First Union general secretary Dennis Maga says migrant employers exploiting their own people is rife in New Zealand and it is "killing legitimate businesses".
Dodgy employment practices are endemic to the food and hospitality industry, Mr Maga told Newshub, and he's particularly noticed Asian employers being exploitative.
"They recruit their own people, their own family, there are no employment agreements as a way to cut costs."
Mr Maga says while most businesses have regular health and safety checks, labour inspections are "seldom happening" in Auckland, Wellington and Christchurch.
He says migrant workers are in a precarious position where they endure poor working conditions based on a false promise of gaining a visa and a better life.
"They're promised sponsorship or a working visa, after three months working in these conditions."
After spending tens of thousands of dollars to come to New Zealand, migrant workers are scared to speak out and lose everything, Mr Maga says.
Employers will threaten to call Immigration New Zealand and have them deported "as a trap" to prevent them from contacting authorities or contacting their families.
First Union wants to see a special Government entity created to tackle migrant exploitation, saying that dealing with multiple agencies is a "stressful exercise" for unions and migrants.
The union works with Immigration New Zealand, the Ministry of Business, Immigration and Exports, and the Labour Inspectorate but would like to see a more simplified avenue for migrant exploitation complaints.
Mr Maga also wanted to see migrants attend a post-arrival seminar, which would inform them of their rights at work, how to access a union, and other settlement information they need to know.
Minister for Workplace Relations and Safety Iain Lees-Galloway told Parliament earlier this month the Government plans to launch an inquiry into migrant exploitation and double the number of labour inspectors in New Zealand.
"Exploitation is a source of human misery and is simply not acceptable in New Zealand.
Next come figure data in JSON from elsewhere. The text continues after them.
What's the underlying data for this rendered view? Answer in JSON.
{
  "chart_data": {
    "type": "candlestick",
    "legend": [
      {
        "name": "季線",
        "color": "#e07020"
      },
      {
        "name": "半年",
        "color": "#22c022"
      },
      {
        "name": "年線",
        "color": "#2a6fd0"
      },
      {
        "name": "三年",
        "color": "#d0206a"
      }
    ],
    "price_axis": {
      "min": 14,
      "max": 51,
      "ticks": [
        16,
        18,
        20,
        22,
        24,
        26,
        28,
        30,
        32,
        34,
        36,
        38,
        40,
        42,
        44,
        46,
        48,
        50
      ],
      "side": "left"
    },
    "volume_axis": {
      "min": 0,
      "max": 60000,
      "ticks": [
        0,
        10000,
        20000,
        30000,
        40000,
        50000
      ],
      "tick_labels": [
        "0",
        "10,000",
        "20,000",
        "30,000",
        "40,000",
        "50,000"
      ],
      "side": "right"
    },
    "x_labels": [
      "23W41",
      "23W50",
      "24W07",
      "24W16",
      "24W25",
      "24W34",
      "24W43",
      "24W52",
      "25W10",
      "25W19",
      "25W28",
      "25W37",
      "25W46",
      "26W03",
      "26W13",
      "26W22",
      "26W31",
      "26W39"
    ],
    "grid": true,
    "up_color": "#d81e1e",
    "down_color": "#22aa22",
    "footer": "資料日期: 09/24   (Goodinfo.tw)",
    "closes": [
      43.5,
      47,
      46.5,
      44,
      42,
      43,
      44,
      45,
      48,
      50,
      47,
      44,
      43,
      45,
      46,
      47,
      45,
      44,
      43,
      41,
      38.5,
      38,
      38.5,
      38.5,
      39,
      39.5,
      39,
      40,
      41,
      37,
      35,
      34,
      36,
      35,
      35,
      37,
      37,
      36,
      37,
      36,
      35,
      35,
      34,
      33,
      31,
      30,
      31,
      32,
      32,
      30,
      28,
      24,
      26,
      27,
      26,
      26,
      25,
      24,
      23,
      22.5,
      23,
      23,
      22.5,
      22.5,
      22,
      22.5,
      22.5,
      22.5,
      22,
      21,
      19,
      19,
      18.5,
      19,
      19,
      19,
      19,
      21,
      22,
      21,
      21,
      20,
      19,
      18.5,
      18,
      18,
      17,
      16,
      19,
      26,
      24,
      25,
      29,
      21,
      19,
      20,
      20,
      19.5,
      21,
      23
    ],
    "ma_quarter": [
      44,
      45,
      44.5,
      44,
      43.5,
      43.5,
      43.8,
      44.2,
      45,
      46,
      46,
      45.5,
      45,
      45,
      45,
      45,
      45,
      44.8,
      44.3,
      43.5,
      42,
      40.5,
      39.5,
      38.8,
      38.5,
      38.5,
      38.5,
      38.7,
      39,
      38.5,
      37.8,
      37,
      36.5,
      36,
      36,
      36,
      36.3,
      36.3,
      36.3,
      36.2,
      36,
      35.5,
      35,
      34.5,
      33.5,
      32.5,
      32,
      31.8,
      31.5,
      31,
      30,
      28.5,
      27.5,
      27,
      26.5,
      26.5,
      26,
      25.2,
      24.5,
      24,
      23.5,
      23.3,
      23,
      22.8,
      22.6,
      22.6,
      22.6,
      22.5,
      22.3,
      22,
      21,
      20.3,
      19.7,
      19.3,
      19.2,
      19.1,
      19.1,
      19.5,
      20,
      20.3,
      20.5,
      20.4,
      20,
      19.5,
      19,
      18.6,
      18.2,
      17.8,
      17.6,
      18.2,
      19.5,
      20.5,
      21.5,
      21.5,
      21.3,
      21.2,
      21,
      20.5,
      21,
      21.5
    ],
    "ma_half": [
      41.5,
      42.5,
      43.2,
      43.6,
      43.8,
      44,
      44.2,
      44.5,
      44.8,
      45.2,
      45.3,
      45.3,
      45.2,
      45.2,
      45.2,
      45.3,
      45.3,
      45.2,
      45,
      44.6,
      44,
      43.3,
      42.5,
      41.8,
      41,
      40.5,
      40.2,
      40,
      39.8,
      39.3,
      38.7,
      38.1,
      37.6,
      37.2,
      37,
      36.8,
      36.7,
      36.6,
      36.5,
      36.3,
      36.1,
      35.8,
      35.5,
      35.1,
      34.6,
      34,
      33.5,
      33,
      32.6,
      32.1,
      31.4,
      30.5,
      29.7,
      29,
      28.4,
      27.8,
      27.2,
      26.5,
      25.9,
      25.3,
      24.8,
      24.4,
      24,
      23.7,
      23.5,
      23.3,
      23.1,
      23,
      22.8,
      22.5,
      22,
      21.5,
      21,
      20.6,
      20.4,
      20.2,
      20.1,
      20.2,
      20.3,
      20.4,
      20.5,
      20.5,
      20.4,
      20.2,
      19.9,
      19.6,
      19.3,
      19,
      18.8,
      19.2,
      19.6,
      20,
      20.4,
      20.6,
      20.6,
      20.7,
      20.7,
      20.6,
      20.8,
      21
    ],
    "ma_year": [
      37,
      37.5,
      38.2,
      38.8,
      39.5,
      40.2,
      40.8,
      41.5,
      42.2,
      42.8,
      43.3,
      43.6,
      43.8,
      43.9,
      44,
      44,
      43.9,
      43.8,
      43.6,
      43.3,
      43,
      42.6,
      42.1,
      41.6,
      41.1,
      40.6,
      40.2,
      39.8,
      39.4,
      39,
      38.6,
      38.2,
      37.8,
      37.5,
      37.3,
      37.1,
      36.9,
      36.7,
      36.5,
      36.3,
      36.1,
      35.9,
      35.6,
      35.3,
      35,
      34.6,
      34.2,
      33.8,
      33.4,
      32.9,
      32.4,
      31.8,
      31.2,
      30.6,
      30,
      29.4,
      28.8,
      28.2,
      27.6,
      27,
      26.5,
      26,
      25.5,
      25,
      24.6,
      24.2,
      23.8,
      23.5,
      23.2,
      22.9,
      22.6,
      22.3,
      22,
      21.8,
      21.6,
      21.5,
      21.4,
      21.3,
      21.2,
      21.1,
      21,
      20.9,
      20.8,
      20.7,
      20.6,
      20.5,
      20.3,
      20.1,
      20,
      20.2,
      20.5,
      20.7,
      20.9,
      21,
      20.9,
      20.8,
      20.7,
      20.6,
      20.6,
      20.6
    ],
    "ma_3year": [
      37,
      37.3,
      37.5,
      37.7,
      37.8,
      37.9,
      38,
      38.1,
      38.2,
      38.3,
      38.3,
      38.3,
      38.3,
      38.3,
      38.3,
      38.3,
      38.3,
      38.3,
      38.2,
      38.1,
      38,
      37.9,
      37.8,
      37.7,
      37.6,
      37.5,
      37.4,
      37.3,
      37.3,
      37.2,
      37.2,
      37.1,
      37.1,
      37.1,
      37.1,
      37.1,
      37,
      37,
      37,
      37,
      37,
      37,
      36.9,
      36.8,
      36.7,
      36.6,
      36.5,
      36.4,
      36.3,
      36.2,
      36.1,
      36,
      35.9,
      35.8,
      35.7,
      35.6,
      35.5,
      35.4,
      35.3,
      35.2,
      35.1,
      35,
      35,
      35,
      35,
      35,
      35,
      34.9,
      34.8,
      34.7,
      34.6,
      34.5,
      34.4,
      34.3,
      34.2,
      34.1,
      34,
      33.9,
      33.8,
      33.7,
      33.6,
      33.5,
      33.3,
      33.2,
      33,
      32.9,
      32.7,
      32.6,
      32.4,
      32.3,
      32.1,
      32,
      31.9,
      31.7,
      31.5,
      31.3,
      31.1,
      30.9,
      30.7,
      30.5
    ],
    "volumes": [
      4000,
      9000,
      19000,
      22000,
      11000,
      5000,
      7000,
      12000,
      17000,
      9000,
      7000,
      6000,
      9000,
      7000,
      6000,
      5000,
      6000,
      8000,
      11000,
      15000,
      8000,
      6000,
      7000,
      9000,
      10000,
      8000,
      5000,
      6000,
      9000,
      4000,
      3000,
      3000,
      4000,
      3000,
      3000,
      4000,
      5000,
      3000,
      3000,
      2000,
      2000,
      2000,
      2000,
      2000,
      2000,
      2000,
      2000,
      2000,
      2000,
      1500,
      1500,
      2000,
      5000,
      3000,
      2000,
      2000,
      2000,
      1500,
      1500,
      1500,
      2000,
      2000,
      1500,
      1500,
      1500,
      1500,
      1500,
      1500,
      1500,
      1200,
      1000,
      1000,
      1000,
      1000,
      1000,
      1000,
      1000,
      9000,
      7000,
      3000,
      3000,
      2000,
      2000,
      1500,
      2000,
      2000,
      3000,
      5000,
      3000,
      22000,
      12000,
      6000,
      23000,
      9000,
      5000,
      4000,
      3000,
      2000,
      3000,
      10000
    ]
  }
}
We need to be known as a nation that upholds workers' rights and a great place for migrants to live and work. The good employers should not be undermined by rogues who exploit their workers," he said.
A couple who own an Auckland-based restaurant were recently handed down the first custodial sentence for migrant exploitation in New Zealand, with one of them sentenced to 26 months in prison and the other to eight months home detention.